Good advice- I'd not take the rails off; just carefully mask them off with good tape. Immediately after the cleaning treatment, pull the tape off, clean up, then re-mask. The tape will hold some of the cleaning stuff and you risk blistering the gelcoat. Jerry jerrymontgomery.org ----- Original Message ----- From: <Paint4Real@aol.com> To: <montgomery_boats@mailman.xmission.com> Sent: Monday, July 07, 2008 9:23 PM Subject: Re: M_Boats: Removing Brightwork for Refinishing
I've refinished the toe rails on my 15 a couple of times (without removing them -- your experience is exactly what I anticipated, and I imagined I'd be drilling out teak plugs or cutting off bolts with a Dremel tool until the next big freeze.) The mouse and mini-sanders available now can get into all sorts of tough places, and the few inches that can't be reached (aside the coaming's steepest flare) are easy in the elbow grease spectrum.) Before you sand a lot of teak off, though, I'd do the standard teak cleaning regimen, with the two-part liquids available in any marine venue.

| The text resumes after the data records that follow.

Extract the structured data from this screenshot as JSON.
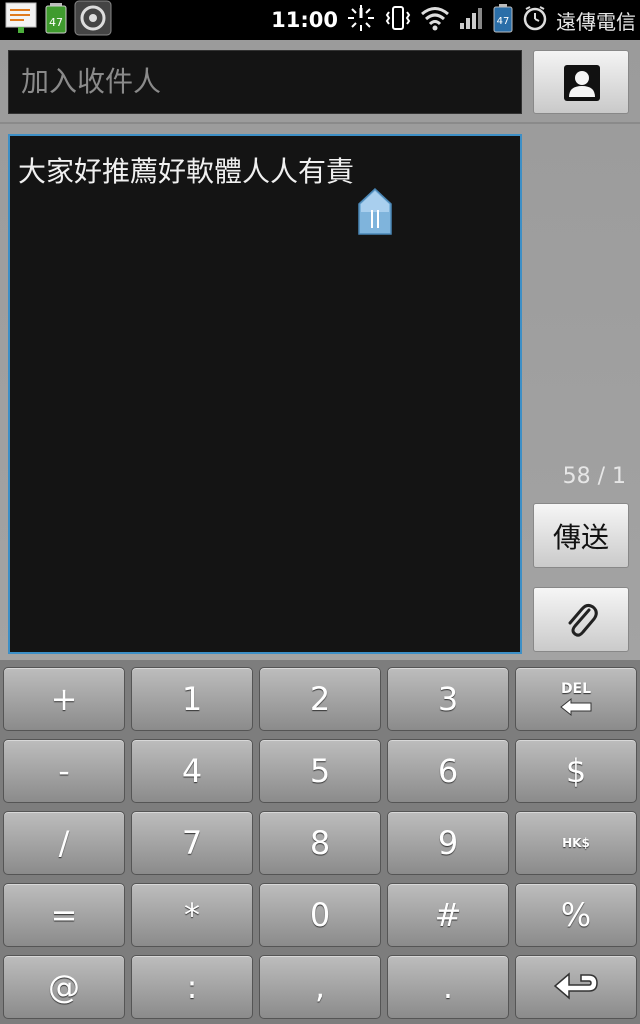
{
  "status_bar": {
    "time": "11:00",
    "carrier": "遠傳電信",
    "battery_badge": "47",
    "icons": [
      "notes-icon",
      "battery-47-icon",
      "app-notification-icon",
      "alarm-icon",
      "vibrate-icon",
      "wifi-icon",
      "signal-icon",
      "battery-icon",
      "clock-icon"
    ]
  },
  "compose": {
    "recipient_placeholder": "加入收件人",
    "message_text": "大家好推薦好軟體人人有責",
    "counter": "58 / 1",
    "send_label": "傳送"
  },
  "keyboard": {
    "keys": [
      [
        "+",
        "1",
        "2",
        "3",
        "DEL"
      ],
      [
        "-",
        "4",
        "5",
        "6",
        "$"
      ],
      [
        "/",
        "7",
        "8",
        "9",
        "HK$"
      ],
      [
        "=",
        "*",
        "0",
        "#",
        "%"
      ],
      [
        "@",
        ":",
        ",",
        ".",
        "enter"
      ]
    ]
  },
  "colors": {
    "focus_border": "#3d8fc6",
    "field_bg": "#141414",
    "panel_bg": "#9b9b9b"
  }
}
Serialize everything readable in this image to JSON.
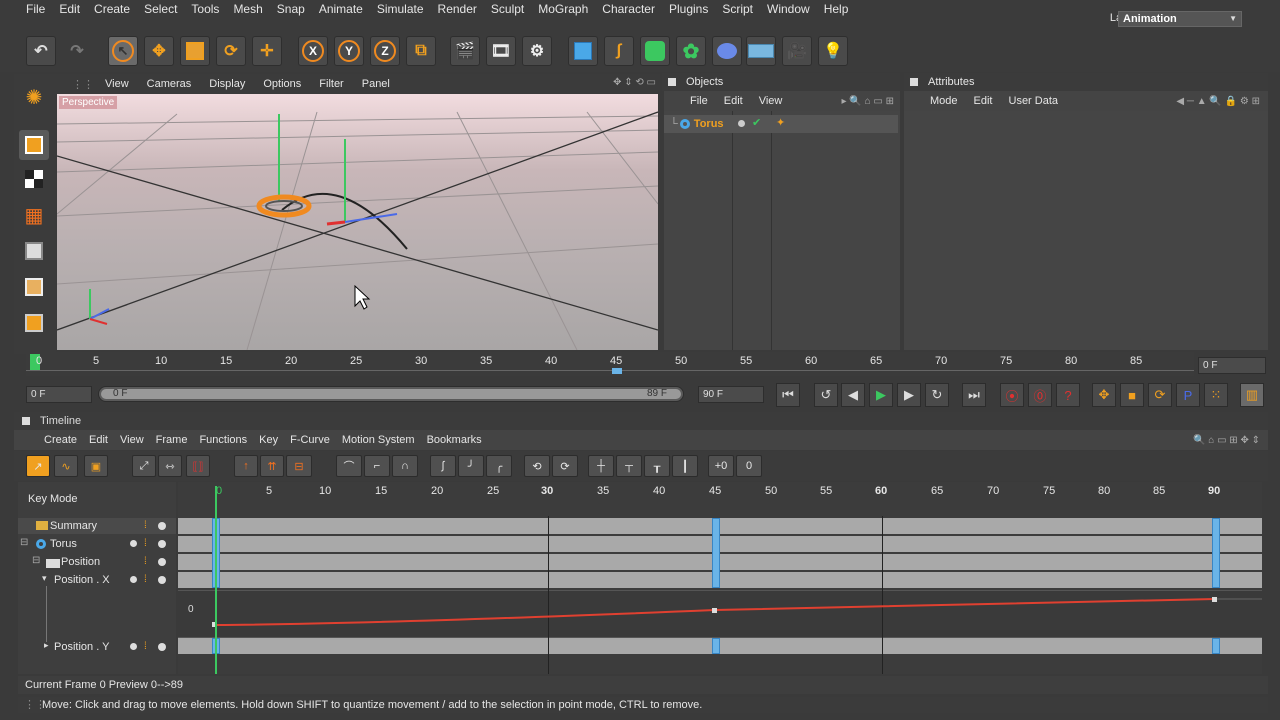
{
  "menubar": {
    "items": [
      "File",
      "Edit",
      "Create",
      "Select",
      "Tools",
      "Mesh",
      "Snap",
      "Animate",
      "Simulate",
      "Render",
      "Sculpt",
      "MoGraph",
      "Character",
      "Plugins",
      "Script",
      "Window",
      "Help"
    ],
    "layout_label": "Layout:",
    "layout_value": "Animation"
  },
  "toolbar": {
    "axis_x": "X",
    "axis_y": "Y",
    "axis_z": "Z"
  },
  "viewport": {
    "menu": [
      "View",
      "Cameras",
      "Display",
      "Options",
      "Filter",
      "Panel"
    ],
    "label": "Perspective"
  },
  "objects": {
    "title": "Objects",
    "menu": [
      "File",
      "Edit",
      "View"
    ],
    "item": "Torus"
  },
  "attributes": {
    "title": "Attributes",
    "menu": [
      "Mode",
      "Edit",
      "User Data"
    ]
  },
  "ruler": {
    "ticks": [
      "0",
      "5",
      "10",
      "15",
      "20",
      "25",
      "30",
      "35",
      "40",
      "45",
      "50",
      "55",
      "60",
      "65",
      "70",
      "75",
      "80",
      "85"
    ],
    "current": "0 F"
  },
  "playback": {
    "start": "0 F",
    "slider_start": "0 F",
    "slider_end": "89 F",
    "end": "90 F"
  },
  "timeline": {
    "title": "Timeline",
    "menu": [
      "Create",
      "Edit",
      "View",
      "Frame",
      "Functions",
      "Key",
      "F-Curve",
      "Motion System",
      "Bookmarks"
    ],
    "key_mode": "Key Mode",
    "ticks": [
      "0",
      "5",
      "10",
      "15",
      "20",
      "25",
      "30",
      "35",
      "40",
      "45",
      "50",
      "55",
      "60",
      "65",
      "70",
      "75",
      "80",
      "85",
      "90"
    ],
    "tree": {
      "summary": "Summary",
      "torus": "Torus",
      "position": "Position",
      "position_x": "Position . X",
      "position_y": "Position . Y"
    },
    "curve_zero": "0",
    "current_frame": "Current Frame  0  Preview  0-->89"
  },
  "status": "Move: Click and drag to move elements. Hold down SHIFT to quantize movement / add to the selection in point mode, CTRL to remove.",
  "colors": {
    "accent_orange": "#f08a20",
    "key_blue": "#6ab4e8",
    "curve_red": "#e04030",
    "play_green": "#3cc860"
  }
}
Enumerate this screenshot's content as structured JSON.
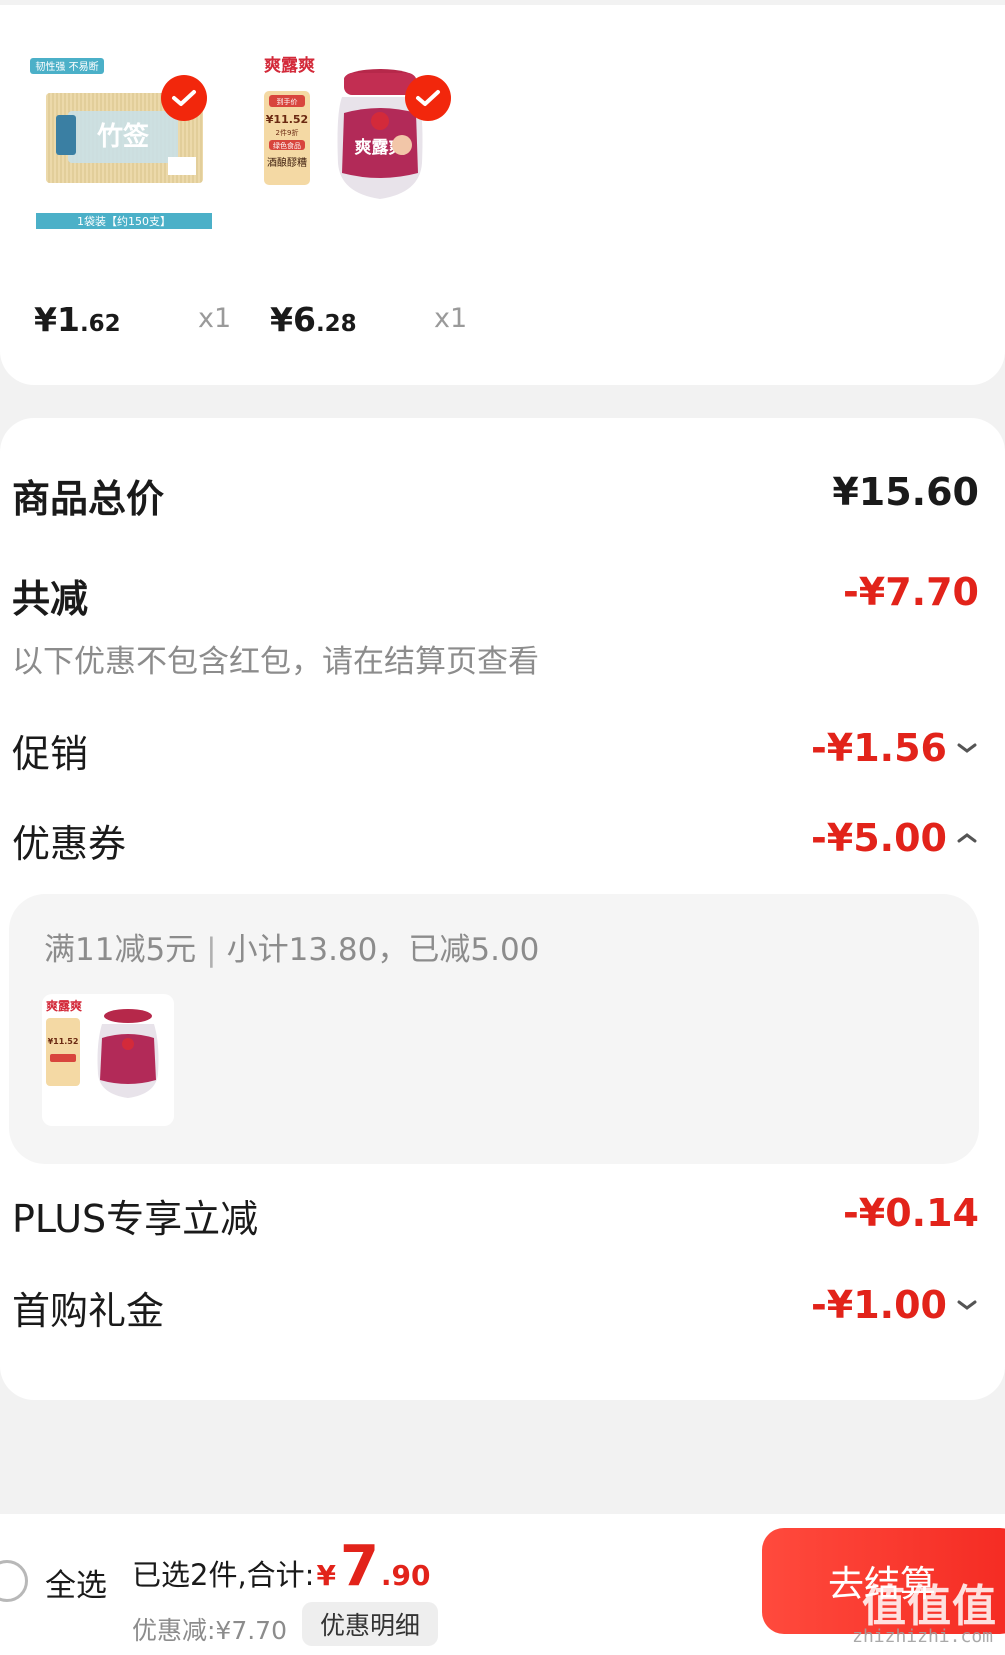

That will restore a huge amount of the discoloration and weathering, and it will raise the grain, so your sanding job will be much more efficient and effective. Hit it with teak oil, and you'll be thinking you're looking at showroom stuff.
To reiterate, don't restore teak by taking sandpaper to it at the outset. You'll just turn a lot of your brightwork into dust.